Luxor (Egypt), 1999-10-28

After Petra we all went to Aqaba where we left the truck behind us after a thorough clean. Most of the people saw the truck for the last time but for me it'll just be a break for 11 days. After leaving Aqaba, Jordan we came to Nuweiba in Egypt by boot. After a long bus ride we then came to the huge city of Cairo.

In Cairo we stayed at a nice hotel for two days with a nice view over the Nile and the chaotic traffic down on the streets. It'll be nice to stay in hotels now for a while before I go back to the truck with all the camping. Here we met up with 14 new people who are joining our group. They will also continue on with a few people from the first group including me for the rest of the trip. So we'll be about 34 of us traveling together here in Egypt so it'll be quite a big group. It seems to be very nice people so far and we got some more Kiwis and Aussies.

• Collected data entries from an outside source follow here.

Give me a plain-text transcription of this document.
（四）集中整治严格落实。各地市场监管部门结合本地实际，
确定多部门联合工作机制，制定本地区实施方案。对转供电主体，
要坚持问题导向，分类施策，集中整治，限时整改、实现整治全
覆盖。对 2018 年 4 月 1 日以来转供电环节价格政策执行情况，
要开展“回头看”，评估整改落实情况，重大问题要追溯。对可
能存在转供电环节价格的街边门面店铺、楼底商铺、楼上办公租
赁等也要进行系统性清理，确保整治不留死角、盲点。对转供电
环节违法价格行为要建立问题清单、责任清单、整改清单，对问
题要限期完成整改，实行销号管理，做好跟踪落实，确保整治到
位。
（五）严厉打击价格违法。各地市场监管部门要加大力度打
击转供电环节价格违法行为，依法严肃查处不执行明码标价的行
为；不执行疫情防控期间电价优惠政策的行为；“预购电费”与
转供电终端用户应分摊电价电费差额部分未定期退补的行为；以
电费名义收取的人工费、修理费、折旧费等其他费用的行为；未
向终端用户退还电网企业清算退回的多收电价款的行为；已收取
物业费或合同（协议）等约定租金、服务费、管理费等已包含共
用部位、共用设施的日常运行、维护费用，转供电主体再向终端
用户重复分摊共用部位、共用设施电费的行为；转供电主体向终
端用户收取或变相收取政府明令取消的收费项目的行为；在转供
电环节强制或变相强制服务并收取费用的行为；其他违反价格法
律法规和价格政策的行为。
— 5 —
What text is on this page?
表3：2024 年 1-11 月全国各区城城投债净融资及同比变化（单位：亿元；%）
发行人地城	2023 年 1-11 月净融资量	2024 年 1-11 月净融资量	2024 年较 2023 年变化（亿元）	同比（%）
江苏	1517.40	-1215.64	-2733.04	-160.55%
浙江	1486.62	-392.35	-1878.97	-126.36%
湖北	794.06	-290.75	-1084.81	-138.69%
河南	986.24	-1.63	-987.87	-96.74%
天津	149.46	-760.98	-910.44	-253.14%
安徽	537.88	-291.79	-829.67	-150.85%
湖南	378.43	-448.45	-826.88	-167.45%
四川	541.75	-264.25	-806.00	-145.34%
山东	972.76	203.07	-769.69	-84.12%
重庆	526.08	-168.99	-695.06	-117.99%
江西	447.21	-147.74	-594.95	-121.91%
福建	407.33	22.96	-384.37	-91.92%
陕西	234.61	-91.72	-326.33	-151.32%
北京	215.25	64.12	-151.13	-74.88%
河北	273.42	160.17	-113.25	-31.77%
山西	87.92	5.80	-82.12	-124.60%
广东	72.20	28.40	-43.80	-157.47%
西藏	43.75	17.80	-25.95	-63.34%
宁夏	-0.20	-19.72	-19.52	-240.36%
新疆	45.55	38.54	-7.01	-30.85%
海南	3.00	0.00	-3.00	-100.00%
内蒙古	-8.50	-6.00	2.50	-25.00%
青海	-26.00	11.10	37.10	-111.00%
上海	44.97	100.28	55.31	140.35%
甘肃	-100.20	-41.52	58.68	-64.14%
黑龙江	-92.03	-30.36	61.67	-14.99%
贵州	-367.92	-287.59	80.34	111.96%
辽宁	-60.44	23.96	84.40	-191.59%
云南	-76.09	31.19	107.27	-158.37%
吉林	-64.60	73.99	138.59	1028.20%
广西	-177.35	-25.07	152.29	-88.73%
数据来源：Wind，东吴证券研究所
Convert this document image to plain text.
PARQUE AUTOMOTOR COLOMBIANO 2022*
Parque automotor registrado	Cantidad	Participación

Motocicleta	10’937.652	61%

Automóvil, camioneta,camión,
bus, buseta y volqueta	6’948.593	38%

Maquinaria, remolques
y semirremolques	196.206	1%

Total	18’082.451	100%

I better get used to them I guess, they are actually top value. A Norwegian guy also came along so now I have someone to talk almost in my own language to and the others won't understand. In Cairo I had a great time. The city is very chaotic, the people are very nice and the traffic crazy. There was a lot more to see than the Pyramids and the sphinx in Giza but sure they were astonishing.

We then continued on with train to southern Egypt to Aswan where we had a very relaxed time. From here we took an Egyptian boat called feluca north along the Nile for a day. It was a relaxing day and night with a nice view. We came to Comombo after 24 hours of traveling on the boat and there we changed transportation to bus and continued north to Edfu to see a temple with some great hieroglyphics. We then continued, with the bus in the convoy which should protects us from local terrorists which I don't think and hope have been to active lately, to Luxor where we now are staying at a great luxury hotel. Tomorrow we'll be heading for the Valley of the Kings and the Valley of the Queens.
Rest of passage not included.